At the bottom of the hill we came to the garden, full of potatoes, beets, carrots, and dill that seemed to grow right up to the sky. “Llama droppings make good fertilizer,” one of my companions explained. We picked some of the dill to cook with salmon for dinner; other salmon would be drizzled with birch syrup tapped by a couple from nearby Hansard.

By the river, the medicinal scent of yarrow wafted through the air. Wild mint grew here too, and there was a cranberry bog just over the hill. The mighty Fraser wound around us, touching the land on three sides as it made its way into the interior plateau from its ice-clad Mount Robson source. The sacred power of the land, river, and plants that grow here are all integral parts of the ecovillage vision.
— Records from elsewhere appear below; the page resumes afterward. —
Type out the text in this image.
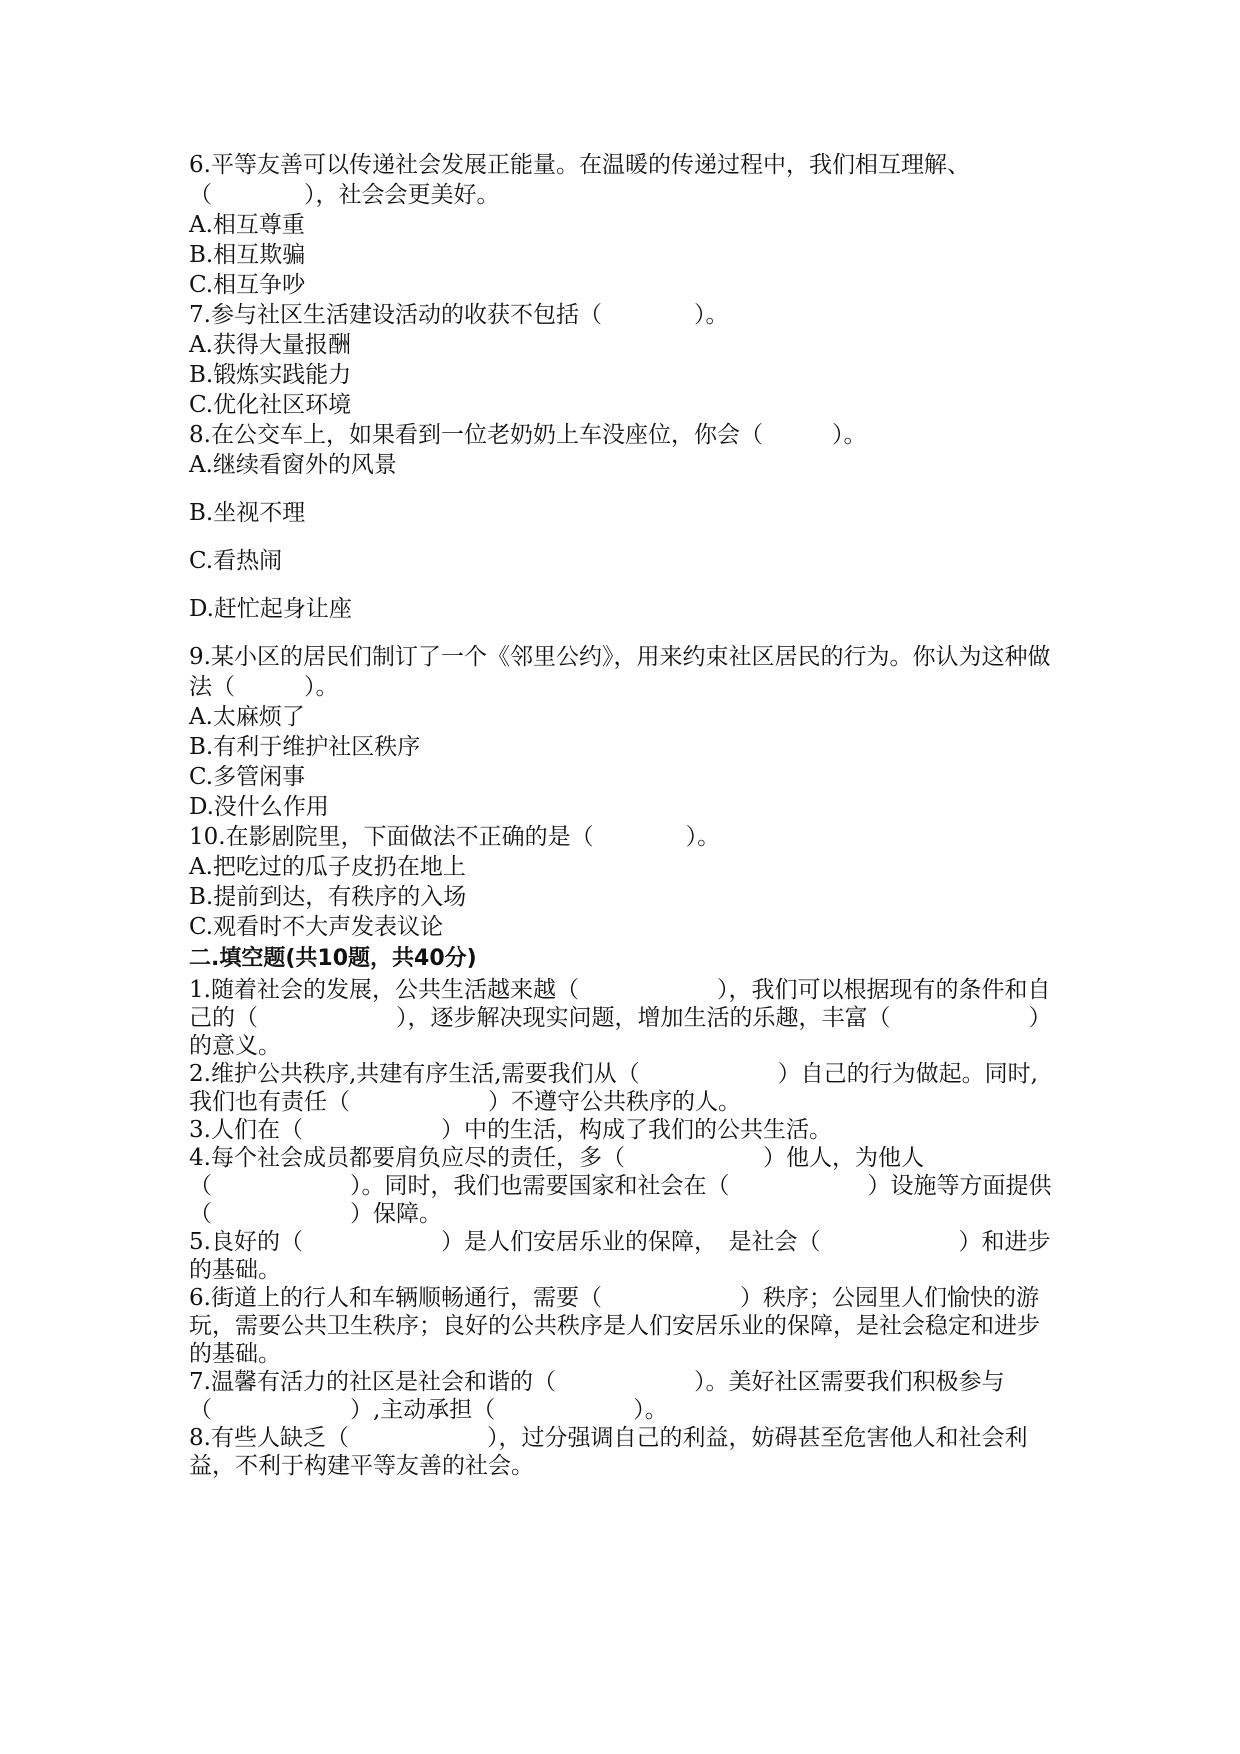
6.平等友善可以传递社会发展正能量。在温暖的传递过程中，我们相互理解、（　　　　），社会会更美好。

A.相互尊重

B.相互欺骗

C.相互争吵

7.参与社区生活建设活动的收获不包括（　　　　）。

A.获得大量报酬

B.锻炼实践能力

C.优化社区环境

8.在公交车上，如果看到一位老奶奶上车没座位，你会（　　　）。

A.继续看窗外的风景

B.坐视不理

C.看热闹

D.赶忙起身让座

9.某小区的居民们制订了一个《邻里公约》，用来约束社区居民的行为。你认为这种做法（　　　）。

A.太麻烦了

B.有利于维护社区秩序

C.多管闲事

D.没什么作用

10.在影剧院里，下面做法不正确的是（　　　　）。

A.把吃过的瓜子皮扔在地上

B.提前到达，有秩序的入场

C.观看时不大声发表议论

二.填空题(共10题，共40分)

1.随着社会的发展，公共生活越来越（　　　　　　），我们可以根据现有的条件和自己的（　　　　　　），逐步解决现实问题，增加生活的乐趣，丰富（　　　　　　）的意义。

2.维护公共秩序,共建有序生活,需要我们从（　　　　　　）自己的行为做起。同时,我们也有责任（　　　　　　）不遵守公共秩序的人。

3.人们在（　　　　　　）中的生活，构成了我们的公共生活。

4.每个社会成员都要肩负应尽的责任，多（　　　　　　）他人，为他人（　　　　　　）。同时，我们也需要国家和社会在（　　　　　　）设施等方面提供（　　　　　　）保障。

5.良好的（　　　　　　）是人们安居乐业的保障，　是社会（　　　　　　）和进步的基础。

6.街道上的行人和车辆顺畅通行，需要（　　　　　　）秩序；公园里人们愉快的游玩，需要公共卫生秩序；良好的公共秩序是人们安居乐业的保障，是社会稳定和进步的基础。

7.温馨有活力的社区是社会和谐的（　　　　　　）。美好社区需要我们积极参与（　　　　　　）,主动承担（　　　　　　）。

8.有些人缺乏（　　　　　　），过分强调自己的利益，妨碍甚至危害他人和社会利益，不利于构建平等友善的社会。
Kakwa Ecovillage is structured as a cooperative. Once fully subscribed, this cooperative will own the land outright and will collectively develop the vision for its development into the future. The housing area is perched on a hill with a mountain view, and sustainable building practices are encouraged. Although the soil has not yet been broken for the first cooperative home, the dream already resonates through the forest here with a quiet energy and evolving power.

After much socializing and chatting about what concerns and inspires us about the world, we sat down together for a scrumptious community dinner of beet soup, nut loaf, salmon, turkey, pototoes, squash, green salad, fruit pies, and wine. What better way to celebrate than by sharing the harvest with a group of people seeking a better way of being with the earth, our forks clutched through woolen mitts against the stealthy autumn chill, under whispering trees and an orange evening sky.